乌黑的长发纠缠着他和他的身体,他的头枕在他的胸口,睡颜天真,身体压在他的上面,四肢如章鱼般缠着。如果不是留着口水的嘴角破坏美感的话,终定会为眼前的帅哥入睡图打满分,当然,前提是他不是那个被压的人。
用力的掰开轩辕毅扣紧自己腰身的爪子,拎起色狼的耳朵大吼一声,在某狼晕乎乎的状态下毫不怜惜的将他踢出房中。
而王府也在终的河东狮吼中开始了一天的忙碌。
第二天,仍旧鬼压床。
第三天,终满脸怒容抱着枕头在轩辕毅哀怨的眼神和轩辕无幸灾乐祸的眼神交叉下,掀起轩辕无的被子与他合睡。
无梦好眠到天亮。
第四天,照例鬼压床——轩辕无在他表弟杀人目光下半夜趁终睡得像猪时把床位让给了轩辕毅,自己被灰溜溜的赶去睡毅王府的主卧室。
第五天,抱着枕头转移阵地,钻进轩辕兰的被窝,也不管她的尖叫声,倒头就睡。后怕于表妹对自己过于热情的视线,轩辕毅垂着头乖乖回自己房间睡觉。
清晨,在被捏着鼻子捂着嘴呼吸困难的威胁下,已经忘了有晨练这回事的轩辕兰终于在终的又一暴力资助下迎着初阳去青春撒汗。

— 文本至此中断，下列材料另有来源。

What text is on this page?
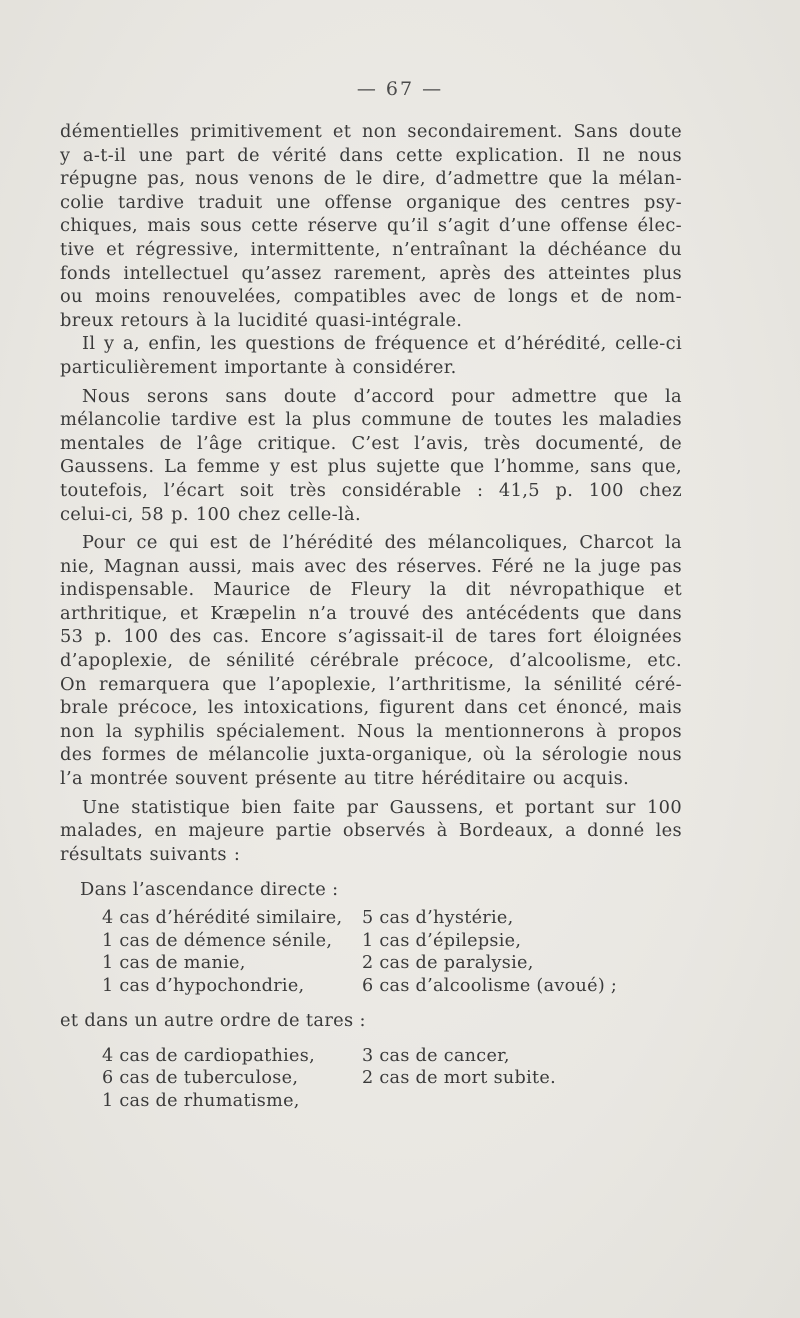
— 67 —
démentielles primitivement et non secondairement. Sans doute
y a-t-il une part de vérité dans cette explication. Il ne nous
répugne pas, nous venons de le dire, d’admettre que la mélan-
colie tardive traduit une offense organique des centres psy-
chiques, mais sous cette réserve qu’il s’agit d’une offense élec-
tive et régressive, intermittente, n’entraînant la déchéance du
fonds intellectuel qu’assez rarement, après des atteintes plus
ou moins renouvelées, compatibles avec de longs et de nom-
breux retours à la lucidité quasi-intégrale.
Il y a, enfin, les questions de fréquence et d’hérédité, celle-ci
particulièrement importante à considérer.
Nous serons sans doute d’accord pour admettre que la
mélancolie tardive est la plus commune de toutes les maladies
mentales de l’âge critique. C’est l’avis, très documenté, de
Gaussens. La femme y est plus sujette que l’homme, sans que,
toutefois, l’écart soit très considérable : 41,5 p. 100 chez
celui-ci, 58 p. 100 chez celle-là.
Pour ce qui est de l’hérédité des mélancoliques, Charcot la
nie, Magnan aussi, mais avec des réserves. Féré ne la juge pas
indispensable. Maurice de Fleury la dit névropathique et
arthritique, et Kræpelin n’a trouvé des antécédents que dans
53 p. 100 des cas. Encore s’agissait-il de tares fort éloignées
d’apoplexie, de sénilité cérébrale précoce, d’alcoolisme, etc.
On remarquera que l’apoplexie, l’arthritisme, la sénilité céré-
brale précoce, les intoxications, figurent dans cet énoncé, mais
non la syphilis spécialement. Nous la mentionnerons à propos
des formes de mélancolie juxta-organique, où la sérologie nous
l’a montrée souvent présente au titre héréditaire ou acquis.
Une statistique bien faite par Gaussens, et portant sur 100
malades, en majeure partie observés à Bordeaux, a donné les
résultats suivants :
Dans l’ascendance directe :
4 cas d’hérédité similaire,	5 cas d’hystérie,
1 cas de démence sénile,	1 cas d’épilepsie,
1 cas de manie,	2 cas de paralysie,
1 cas d’hypochondrie,	6 cas d’alcoolisme (avoué) ;
et dans un autre ordre de tares :
4 cas de cardiopathies,	3 cas de cancer,
6 cas de tuberculose,	2 cas de mort subite.
1 cas de rhumatisme,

同时,为了避免轩辕毅趁轩辕兰去晨练又来吃他豆腐,终索性再次扛起监视轩辕兰这一伟大艰巨的任务,起床陪她。
于是,就出现了刚开始的那一幕。
一小厮走进园中,告知终有他的访客。
赞叹此访客早起的优良品德,又惊讶于自己居然有访客,终随着小厮走向议事厅。
一个陌生的美丽高贵的少妇坐在厅旁的椅中,动作优雅礼貌的品着丫鬟端上的香茗。凭着下人对她那尊敬的态度,终可以推测这定是一位贵客。
“你是……”终踏进议事厅。
贵妇不语,只是放下茶杯,上下打量着终,乌黑发亮的眼睛越来越亮,可疑状液体物质也越聚越多,嘴却并未发出任何声音。当终以为她是哑巴和聋子,想改用手语和她交流时,贵妇终于开口:“终,我是秋,秋·欧阳。”
终的瞳孔悠的放大:“秋?”他慢慢走近少妇,声音是颤抖的不可置信:“不可能,她明明已经……,更何况你们长得一点都不一样。”

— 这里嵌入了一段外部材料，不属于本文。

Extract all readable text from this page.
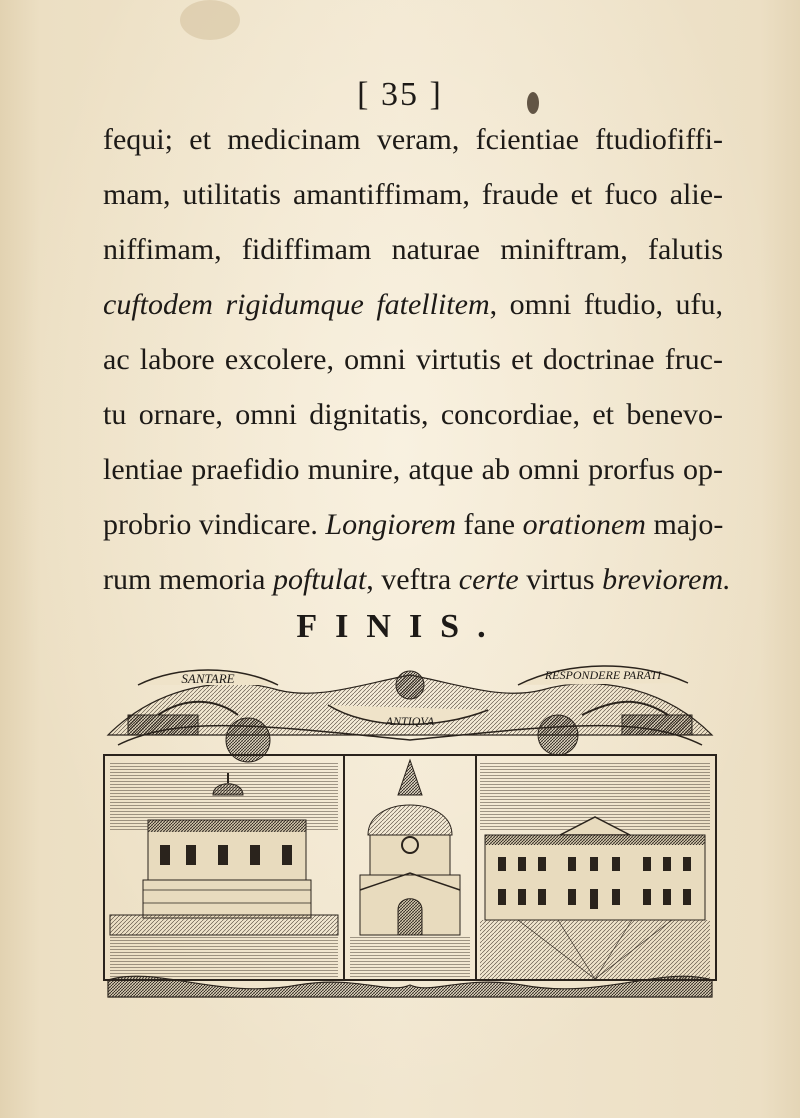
[ 35 ]
fequi; et medicinam veram, fcientiae ftudiofiffi-
mam, utilitatis amantiffimam, fraude et fuco alie-
niffimam, fidiffimam naturae miniftram, falutis
cuftodem rigidumque fatellitem, omni ftudio, ufu,
ac labore excolere, omni virtutis et doctrinae fruc-
tu ornare, omni dignitatis, concordiae, et benevo-
lentiae praefidio munire, atque ab omni prorfus op-
probrio vindicare. Longiorem fane orationem majo-
rum memoria poftulat, veftra certe virtus breviorem.
FINIS.
SANTARE
ANTIQVA
RESPONDERE PARATI
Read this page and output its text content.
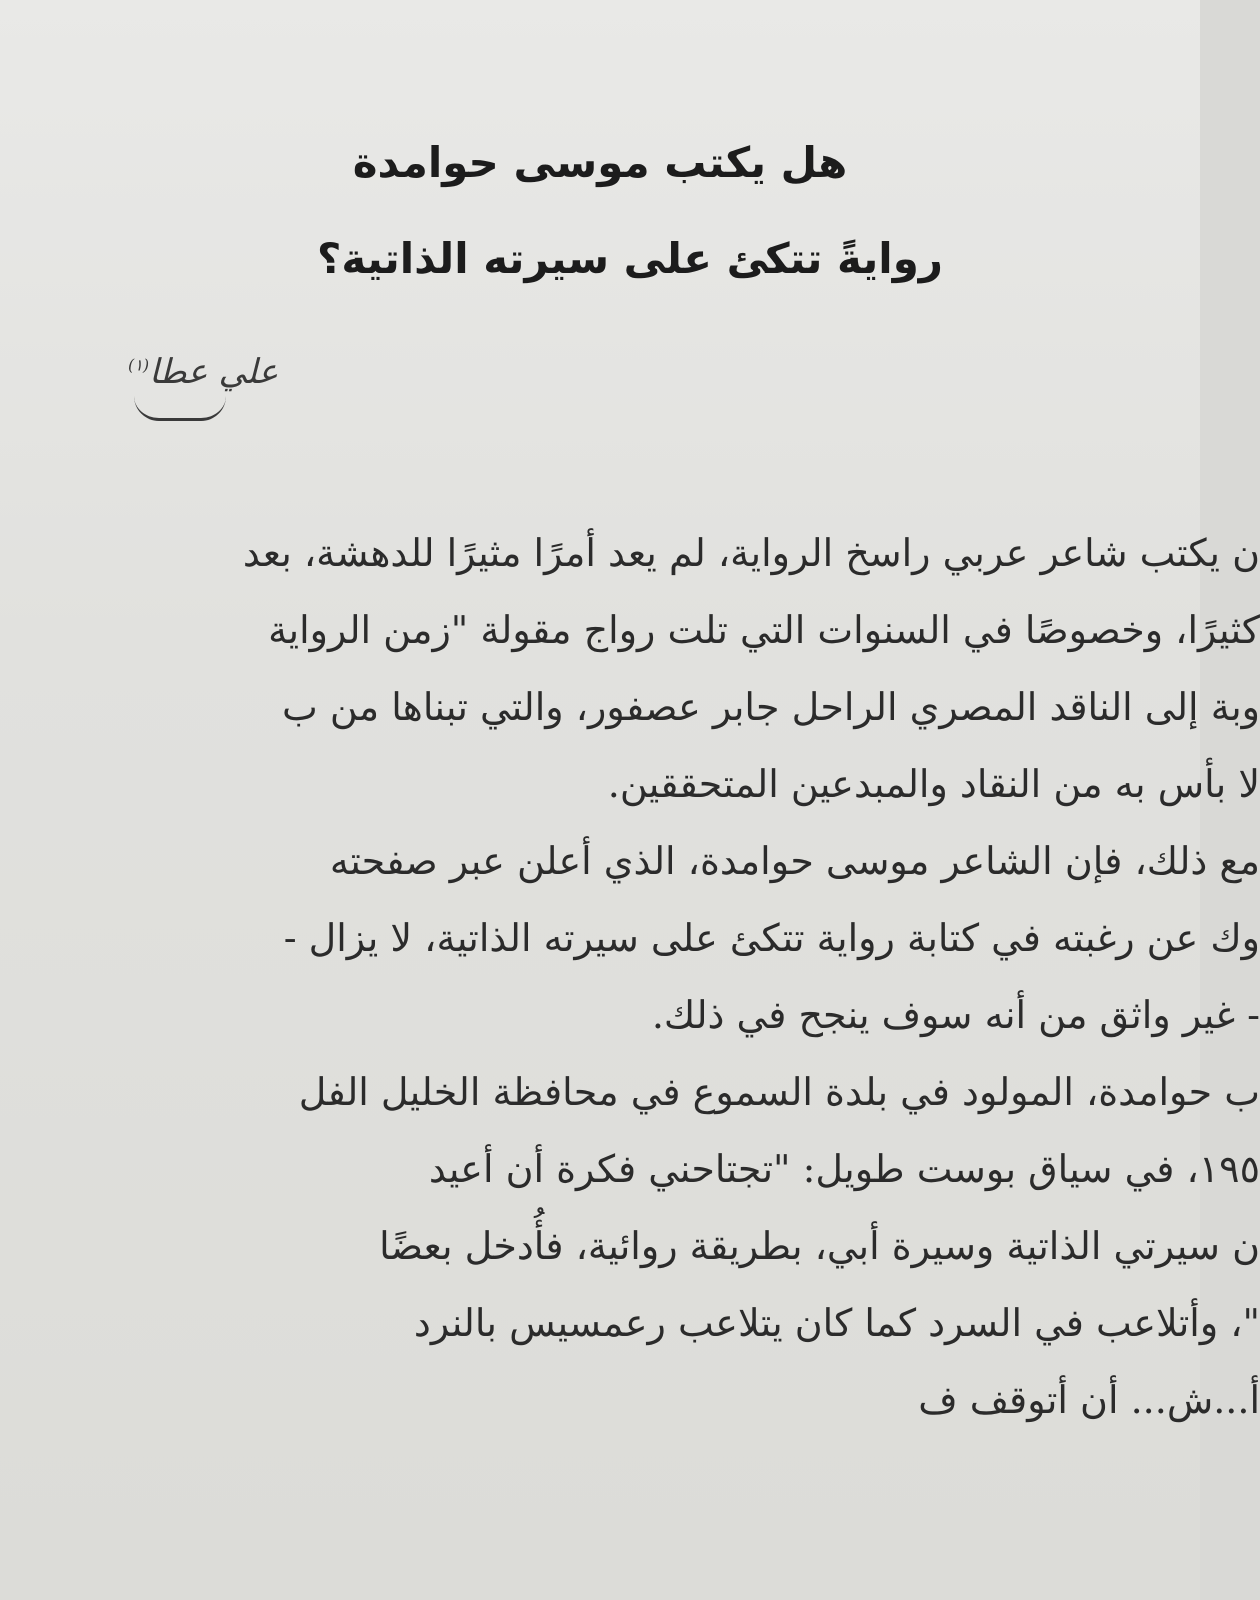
هل يكتب موسى حوامدة
روايةً تتكئ على سيرته الذاتية؟
علي عطا$^{(١)}$
ن يكتب شاعر عربي راسخ الرواية، لم يعد أمرًا مثيرًا للدهشة، بعد
كثيرًا، وخصوصًا في السنوات التي تلت رواج مقولة "زمن الرواية
وبة إلى الناقد المصري الراحل جابر عصفور، والتي تبناها من ب
لا بأس به من النقاد والمبدعين المتحققين.
مع ذلك، فإن الشاعر موسى حوامدة، الذي أعلن عبر صفحته
وك عن رغبته في كتابة رواية تتكئ على سيرته الذاتية، لا يزال -
- غير واثق من أنه سوف ينجح في ذلك.
ب حوامدة، المولود في بلدة السموع في محافظة الخليل الفل
١٩٥، في سياق بوست طويل: "تجتاحني فكرة أن أعيد
ن سيرتي الذاتية وسيرة أبي، بطريقة روائية، فأُدخل بعضًا
"، وأتلاعب في السرد كما كان يتلاعب رعمسيس بالنرد
أ...ش... أن أتوقف ف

“莱克斯……他……没和你说吗?”看见终一头雾水的表情,贵妇一改之前娇小可人惹人怜爱的形象,露出与之完全相反的恐怖表情:“莱克斯……你这只猪……给我走着瞧!”低气压回旋在她的上空。
终退后几步,尽量远离风暴区。
贵妇再次恢复和蔼可亲形象,完全看不出刚才那恶魔形象:“终,我就是秋·欧阳,你的未婚妻!”
安全起见,终又后退几步,然后调出脑中的资料库,搜索着有着双重人格的人物的名单,很不幸,秋·欧阳的确在名单中,且与贵妇刚刚表现出来的言行完全符合。终的心有些动摇,但仍小心翼翼的问:“为什么……会不一样?”
25
“什么不一样?”贵妇一脸迷茫。
“你的脸,脸!和以前完全不一样。别跟我装蒜。”终暴怒,他的耐心快被眼前装傻的贵妇磨光了。“而且你有证明自己是秋的证据吗?”

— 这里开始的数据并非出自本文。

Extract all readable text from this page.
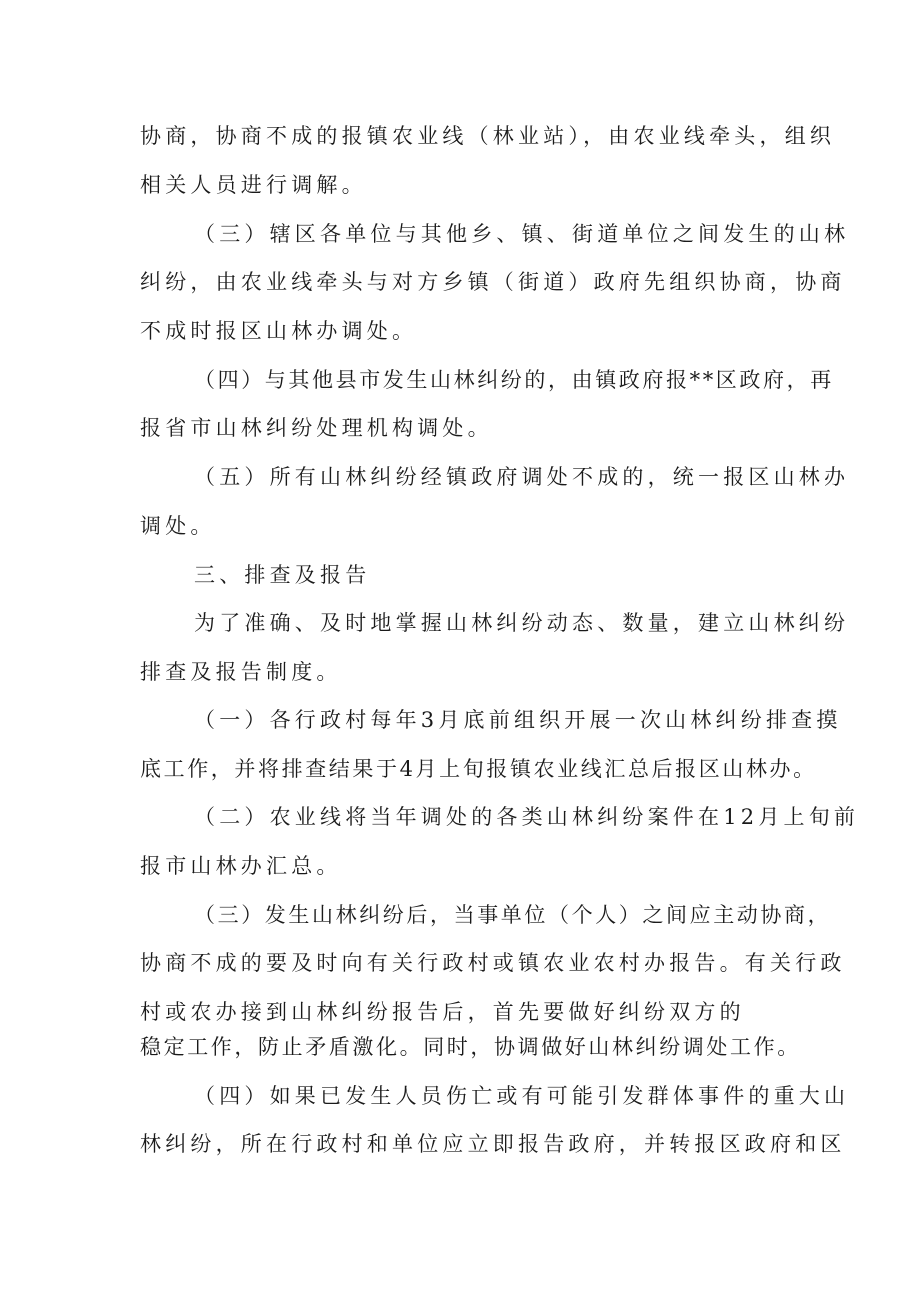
协商，协商不成的报镇农业线（林业站），由农业线牵头，组织
相关人员进行调解。
（三）辖区各单位与其他乡、镇、街道单位之间发生的山林
纠纷，由农业线牵头与对方乡镇（街道）政府先组织协商，协商
不成时报区山林办调处。
（四）与其他县市发生山林纠纷的，由镇政府报**区政府，再
报省市山林纠纷处理机构调处。
（五）所有山林纠纷经镇政府调处不成的，统一报区山林办
调处。
三、排查及报告
为了准确、及时地掌握山林纠纷动态、数量，建立山林纠纷
排查及报告制度。
（一）各行政村每年3月底前组织开展一次山林纠纷排查摸
底工作，并将排查结果于4月上旬报镇农业线汇总后报区山林办。
（二）农业线将当年调处的各类山林纠纷案件在12月上旬前
报市山林办汇总。
（三）发生山林纠纷后，当事单位（个人）之间应主动协商，
协商不成的要及时向有关行政村或镇农业农村办报告。有关行政
村或农办接到山林纠纷报告后，首先要做好纠纷双方的
稳定工作，防止矛盾激化。同时，协调做好山林纠纷调处工作。
（四）如果已发生人员伤亡或有可能引发群体事件的重大山
林纠纷，所在行政村和单位应立即报告政府，并转报区政府和区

“嗯哼……”贵妇特地清了清嗓子,“你六岁时被雷蒂欺骗,咬断一根筷子赔掉一颗门牙此后闻筷色变;七岁被凯奥斯帝国的王子兰迪斯·德·奥兰迪的宠物蛇维拉斯巨蟒缠住差点窒息从此见蛇就昏……”贵妇停了下来,见终听了小时候的臭事还是脸不红心不跳,又特意加了句,“还有,你那厚脸皮得自你们凯斯特勒家族的遗传。”
“记的还真清楚……”终小声嘀咕着。
“你有意见?”贵妇,也就是秋突然凑到终的眼前。
“没……”以前深受他双重人格迫害的终不着痕迹的又后退了几步,“你还没说现在怎么会变成这副样子。”
“很简单,转世。”言语言简意赅,语气自然,所以令人怀疑。
终转身就走。
秋拉住他,有点谄媚的笑着:“我知道这对于都是通过基因细胞工程出生的我们来说是天方夜谭,但这是事实。终,真的有转世!”
终停下脚步,面色阴冷的望着秋,眼里恐吓意味严峻,大有你不说清楚就让你免费再转世的气势。
“我的确是通过转世来到这个世界的。”秋无畏的望着终的紫眸,“而且我是个特殊的例子,因为我清清楚楚地记得自己的前世,记得银河帝国,记得大家。还有……记得自己是怎样驾驶战机冲到你面前,怎样留给你最后的话语……”
“果然是个奇怪的方法,怪不得莱克斯说要让你亲口告诉我。没想到你们都没死……”终坐在秋旁边的位置上,神色却没有重见好友的兴奋,只有黯然。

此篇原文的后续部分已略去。